How can machine learning serve patients and enable value-based healthcare?

18 May 2021

Machine learning to identify and characterise metastatic breast cancer patients in Sweden: a population-based study

The application of artificial intelligence (AI) and specifically, machine learning in scientific research has become increasingly prevalent. Its use has become important – from processing large amounts of data, making accurate predictions, and facilitating the research efforts of scientists to help them make discoveries more efficiently. Recently, machine learning was applied as a novel approach to an epidemiological study which holds promise for the future of precision medicine.

In Sweden, a consortium of researchers from Uppsala and Örebro University, PAREXEL International, Nordic Market Access AB, and Novartis Oncology joined forces to use machine learning in a study for metastatic breast cancer (mBC). Since treatment decisions for mBC are increasingly complex and the patient subset is poorly characterised despite the availability of national health registers, it has traditionally been difficult to identify mBC patients’ true prevalence and characteristics at the national level. This is mostly attributed to the lack of variables or missing information on recurrence from early to late disease. This is a barrier to timely identification of the patients that would benefit the most from new, innovative therapies.

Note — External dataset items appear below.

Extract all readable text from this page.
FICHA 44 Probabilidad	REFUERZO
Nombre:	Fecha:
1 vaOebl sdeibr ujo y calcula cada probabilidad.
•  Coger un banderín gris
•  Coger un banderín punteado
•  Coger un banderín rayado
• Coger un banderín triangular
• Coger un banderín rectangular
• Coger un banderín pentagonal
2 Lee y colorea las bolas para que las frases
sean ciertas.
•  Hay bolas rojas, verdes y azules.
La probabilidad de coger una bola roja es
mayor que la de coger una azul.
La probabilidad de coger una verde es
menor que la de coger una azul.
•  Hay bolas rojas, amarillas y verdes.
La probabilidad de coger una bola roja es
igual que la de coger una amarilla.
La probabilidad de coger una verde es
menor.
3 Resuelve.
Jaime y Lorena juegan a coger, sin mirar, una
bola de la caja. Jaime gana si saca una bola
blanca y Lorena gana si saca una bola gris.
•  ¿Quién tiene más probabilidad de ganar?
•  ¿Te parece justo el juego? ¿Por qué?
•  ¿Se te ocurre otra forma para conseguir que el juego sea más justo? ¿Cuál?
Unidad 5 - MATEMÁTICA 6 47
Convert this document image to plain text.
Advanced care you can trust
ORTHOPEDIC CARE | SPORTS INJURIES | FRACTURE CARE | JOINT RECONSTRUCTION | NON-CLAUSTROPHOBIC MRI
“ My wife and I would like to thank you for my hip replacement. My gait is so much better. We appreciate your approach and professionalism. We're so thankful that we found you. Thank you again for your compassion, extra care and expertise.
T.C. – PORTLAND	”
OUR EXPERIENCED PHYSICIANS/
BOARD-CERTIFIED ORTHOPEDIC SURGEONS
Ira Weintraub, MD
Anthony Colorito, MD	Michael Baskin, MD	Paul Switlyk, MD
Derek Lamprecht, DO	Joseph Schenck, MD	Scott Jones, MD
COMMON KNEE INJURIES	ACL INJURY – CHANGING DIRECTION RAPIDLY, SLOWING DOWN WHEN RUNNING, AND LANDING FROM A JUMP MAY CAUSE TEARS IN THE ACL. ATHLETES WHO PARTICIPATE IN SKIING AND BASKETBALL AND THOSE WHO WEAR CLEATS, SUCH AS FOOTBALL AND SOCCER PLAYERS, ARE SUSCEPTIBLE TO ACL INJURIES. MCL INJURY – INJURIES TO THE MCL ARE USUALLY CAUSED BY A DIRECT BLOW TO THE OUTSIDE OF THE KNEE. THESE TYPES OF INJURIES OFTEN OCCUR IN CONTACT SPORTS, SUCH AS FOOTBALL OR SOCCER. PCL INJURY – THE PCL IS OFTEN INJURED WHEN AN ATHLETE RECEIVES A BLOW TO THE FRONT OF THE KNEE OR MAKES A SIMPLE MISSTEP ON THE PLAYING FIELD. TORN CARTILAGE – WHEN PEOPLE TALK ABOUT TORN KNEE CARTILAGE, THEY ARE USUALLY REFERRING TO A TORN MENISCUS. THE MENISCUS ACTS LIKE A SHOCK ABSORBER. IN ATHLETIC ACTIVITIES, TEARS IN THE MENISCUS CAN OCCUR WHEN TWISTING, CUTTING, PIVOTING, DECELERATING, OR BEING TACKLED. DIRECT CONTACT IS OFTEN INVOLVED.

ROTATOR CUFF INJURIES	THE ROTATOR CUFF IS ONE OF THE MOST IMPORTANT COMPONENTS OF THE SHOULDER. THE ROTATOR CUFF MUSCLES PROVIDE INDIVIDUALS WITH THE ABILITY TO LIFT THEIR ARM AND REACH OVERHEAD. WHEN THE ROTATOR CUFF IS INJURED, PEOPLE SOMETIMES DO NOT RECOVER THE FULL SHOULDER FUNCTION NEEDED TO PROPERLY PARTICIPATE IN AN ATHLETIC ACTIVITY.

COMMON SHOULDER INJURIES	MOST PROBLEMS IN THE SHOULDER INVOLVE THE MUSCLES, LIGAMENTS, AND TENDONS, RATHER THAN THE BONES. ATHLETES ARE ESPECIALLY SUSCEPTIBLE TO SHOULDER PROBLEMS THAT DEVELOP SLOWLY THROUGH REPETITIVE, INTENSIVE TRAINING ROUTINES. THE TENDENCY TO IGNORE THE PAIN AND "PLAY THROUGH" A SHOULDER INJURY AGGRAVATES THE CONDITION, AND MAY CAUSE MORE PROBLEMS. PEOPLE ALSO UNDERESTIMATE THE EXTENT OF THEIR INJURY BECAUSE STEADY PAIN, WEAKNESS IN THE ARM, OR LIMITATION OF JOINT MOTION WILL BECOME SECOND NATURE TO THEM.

In order to address this problem, researchers developed an algorithm trained to identify mBC patients in Swedish national health registers. The aim of this was to estimate the number of mBC patients and to describe their characteristics and survival outcomes. To do so, researchers conducted a retrospective database study on Swedish national data (National Patient Register, Prescribed Drug Register, Cancer Register and the Cause of Death Register) which were linked with metastatic status, outcome and biomarker data from a regional breast cancer register (Uppsala University Hospital) via a unique personal identification number (PIN). These national registers contain complete data on all Swedish residents, and the PIN is used throughout the Swedish system, enabling direct data linkage whilst maintaining anonymised data. Patients included were defined as having a breast cancer diagnosis during 2009-2016.

The results of the study showed that it was possible to describe the epidemiology and survival of the full national Swedish mBC population. Although previous studies have used machine learning for cancer detection and prognostication, this is the first study to apply machine learning algorithms to identify patient subsets in national population health registers. For example, the study found that between 2009 and 2016 there were a total of 150,235 patients alive with a breast cancer diagnosis. Out of this group, 13,826 out of 150,235 patients (9.2%) were identified as having mBC. Median age at mBC diagnosis was 67.5 years and median survival was estimated at 29.8 months. Advanced age by the time of diagnosis and hormone receptor (HR) negative tumors were associated with worse overall survival.

This study has provided a pure demonstration of the value of AI and machine learning in various scientific applications, including in making important predictions about mBC populations on a national level. By being able to successfully facilitate and speed up the identification of the correct patient population, it has proven its potential to enable a value-based approach to cancer care. For payers, it enables the quantification of health and societal gains through innovative care for specific patient populations. For healthcare professionals, the healthcare system and authorities, it could facilitate a more accurate projection of care needs as well as efficiency in providing that care.

In a value-based health care system there is a win-win for both patients and the health care system. Firstly, the quality of life of patients is improved through being able to access the right treatment, and secondly, the health care system can ensure an efficient use of resources by providing the right treatments to patients. This study shows how machine learning can facilitate a value-based approach to cancer care, and the importance of access to linkable health data as well as collaboration between different public and private stakeholders to make this a reality.

Jelena Duza

Global Public Affairs, Novartis


  • Limitations to this case study relate to the type of data collected. As this was a retrospective registry study, the data utilised were not specifically collected for the purposes of the study and limited to the variables collected in the registries.
  • An unselected breast cancer cohort of this size is rare in Europe. Future research should focus on further validating the model and on developing its classification ability by incorporating important prognostic factors.